Jay’s Note: This is the beginning of a running two-week adventure log for RAGBRAI. Each day I’ll be posting a journal entry and some pictures from our trip that begins in Virginia, lands us in Iowa for a bike ride, and then eventually gets us back to the East Coast.
Every year our family loads up with our trailer and travels to Iowa for the longest-running touring ride in the country, RAGBRAI. 30–60,000 cyclists, 7 days of bike riding, and lots of corn and country to soak in along the way. Bonus: now that we live in Virginia, the ride is a great way to catch up with cycling friends who still live in the Midwest, ride with them, and have a few beers. RAGBRAI is a highlight of every summer and is always a great time.
Anyway, we’ve been preparing for the ride for the last few weeks and now that we’re less than a week out it’s crunch time.
Our logistics are set: we leave on the 15th for the Buckeye Lake KOA in Ohio, then a stop in Starved Rock State Park on the 16th to meet up with a friend who’s coming with us, then (as is tradition) a stop in Kellogg RV Park in Iowa on the 17th, before we inevitably make it to Day 0 of RAGBRAI in Onawa, Iowa on the 18th.
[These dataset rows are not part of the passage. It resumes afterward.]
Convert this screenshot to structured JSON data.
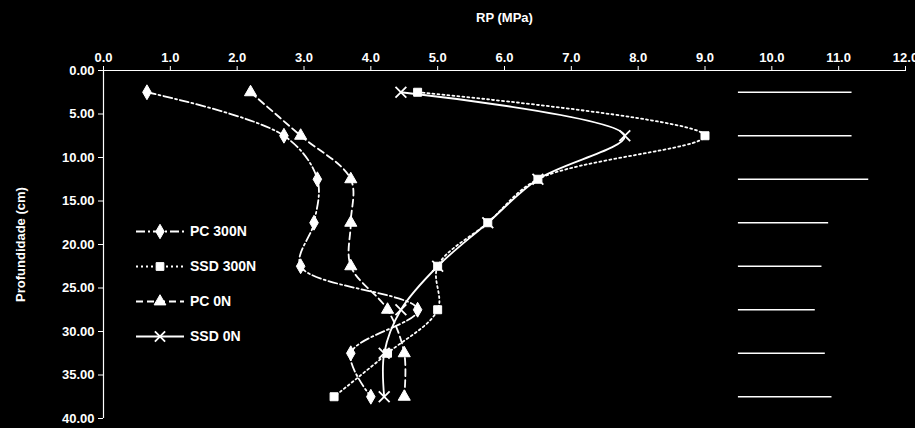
{
  "chart_data": {
    "type": "line",
    "orientation": "horizontal",
    "x_label": "RP (MPa)",
    "y_label": "Profundidade (cm)",
    "xlim": [
      0,
      12
    ],
    "xticks": [
      {
        "value": 0,
        "label": "0.0"
      },
      {
        "value": 1,
        "label": "1.0"
      },
      {
        "value": 2,
        "label": "2.0"
      },
      {
        "value": 3,
        "label": "3.0"
      },
      {
        "value": 4,
        "label": "4.0"
      },
      {
        "value": 5,
        "label": "5.0"
      },
      {
        "value": 6,
        "label": "6.0"
      },
      {
        "value": 7,
        "label": "7.0"
      },
      {
        "value": 8,
        "label": "8.0"
      },
      {
        "value": 9,
        "label": "9.0"
      },
      {
        "value": 10,
        "label": "10.0"
      },
      {
        "value": 11,
        "label": "11.0"
      },
      {
        "value": 12,
        "label": "12.0"
      }
    ],
    "ylim": [
      0,
      40
    ],
    "yticks": [
      {
        "value": 0,
        "label": "0.00"
      },
      {
        "value": 5,
        "label": "5.00"
      },
      {
        "value": 10,
        "label": "10.00"
      },
      {
        "value": 15,
        "label": "15.00"
      },
      {
        "value": 20,
        "label": "20.00"
      },
      {
        "value": 25,
        "label": "25.00"
      },
      {
        "value": 30,
        "label": "30.00"
      },
      {
        "value": 35,
        "label": "35.00"
      },
      {
        "value": 40,
        "label": "40.00"
      }
    ],
    "grid": false,
    "legend": "left",
    "y": [
      2.5,
      7.5,
      12.5,
      17.5,
      22.5,
      27.5,
      32.5,
      37.5
    ],
    "series": [
      {
        "name": "PC 300N",
        "color": "#ffffff",
        "marker": "diamond",
        "line_style": "dashdot",
        "values": [
          0.65,
          2.7,
          3.2,
          3.15,
          2.95,
          4.7,
          3.7,
          4.0
        ]
      },
      {
        "name": "SSD 300N",
        "color": "#ffffff",
        "marker": "square",
        "line_style": "dotted",
        "values": [
          4.7,
          9.0,
          6.5,
          5.75,
          5.0,
          5.0,
          4.25,
          3.45
        ]
      },
      {
        "name": "PC 0N",
        "color": "#ffffff",
        "marker": "triangle",
        "line_style": "dashed",
        "values": [
          2.2,
          2.95,
          3.7,
          3.7,
          3.7,
          4.25,
          4.5,
          4.5
        ]
      },
      {
        "name": "SSD 0N",
        "color": "#ffffff",
        "marker": "x",
        "line_style": "solid",
        "values": [
          4.45,
          7.8,
          6.5,
          5.75,
          5.0,
          4.45,
          4.2,
          4.2
        ]
      }
    ],
    "reference_bars": {
      "color": "#ffffff",
      "y": [
        2.5,
        7.5,
        12.5,
        17.5,
        22.5,
        27.5,
        32.5,
        37.5
      ],
      "x_start": [
        9.5,
        9.5,
        9.5,
        9.5,
        9.5,
        9.5,
        9.5,
        9.5
      ],
      "x_end": [
        11.2,
        11.2,
        11.45,
        10.85,
        10.75,
        10.65,
        10.8,
        10.9
      ]
    }
  }
}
And, a new addition this year! We have a brand new Kia Carnival that we’ll be towing our InTech Flyer Pursue (with rooftop tent!) with across the country. Four kids, three adults, three bikes, and all of our gear… here we go.
This year’s RAGBRAI is a short one: only 391 miles. I’ve been training in the mountains of western Virginia for months to get ready for this. It’s time.
In no particular order, here’s what we’ve been putting together:
- We pulled everything out of our trailer, organized, got rid of a lot of gear (a very important step), and then re-packed everything in.
- I’ve tuned up my bike, given it new brakes, and cleaned it all up with Muc-Off.
- We had our Kia Carnival outfitted with a new trailer hitch and brake system. The Carnival has a few inches more clearance than the Chrysler Pacifica we used to tow the InTech with, so we’re hoping it helps with ground clearance in some of the fields RAGBRAI puts campers in.
- A new addition this year is the portable Starlink Mini, which I’m hoping works even if the cell towers are all overloaded in the rural Iowa towns we’ll be stopping in.
- Also a new addition: a Honda EU3200i generator to supply electricity on the hotter days when we’re not hooked up to shore power. The first day is supposed to be 105 degrees!
Bonus Note: I just read a great New Atlantis book review of The Tonality of Thought by Byung-Chul Han (article written by Matt Elmore). The book asks an important question: what’s come of freedom in the digital age? And, as it turns out, freedom has come under the thumb of a new power — not a power of repression, but one of seduction. The seduction to be liked, the seduction of comparison… basically, the algorithms that run behind social media and how they influence our behavior toward giving up our own freedom to focus. Or, as the article quotes Han, “What makes power more effective is not coercion but the automatism of habit. An absolute power would be one that never became apparent, never pointed to itself, one that rather blended completely into what goes without saying.”
I particularly liked how the piece highlights a way out of the madness. One that I try to practice daily myself. Namely, getting outside of oneself by being drawn out and toward the other: a piano, a jukebox, a digital camera lens…
This was a particularly good read on the eve of doing just that: getting out, experiencing the world on two wheels, meeting new people, looking at cows and corn, and being drawn outside.
Our attention is in demand. As the Flobots say… there’s a war going on for your mind. We are the insurgents.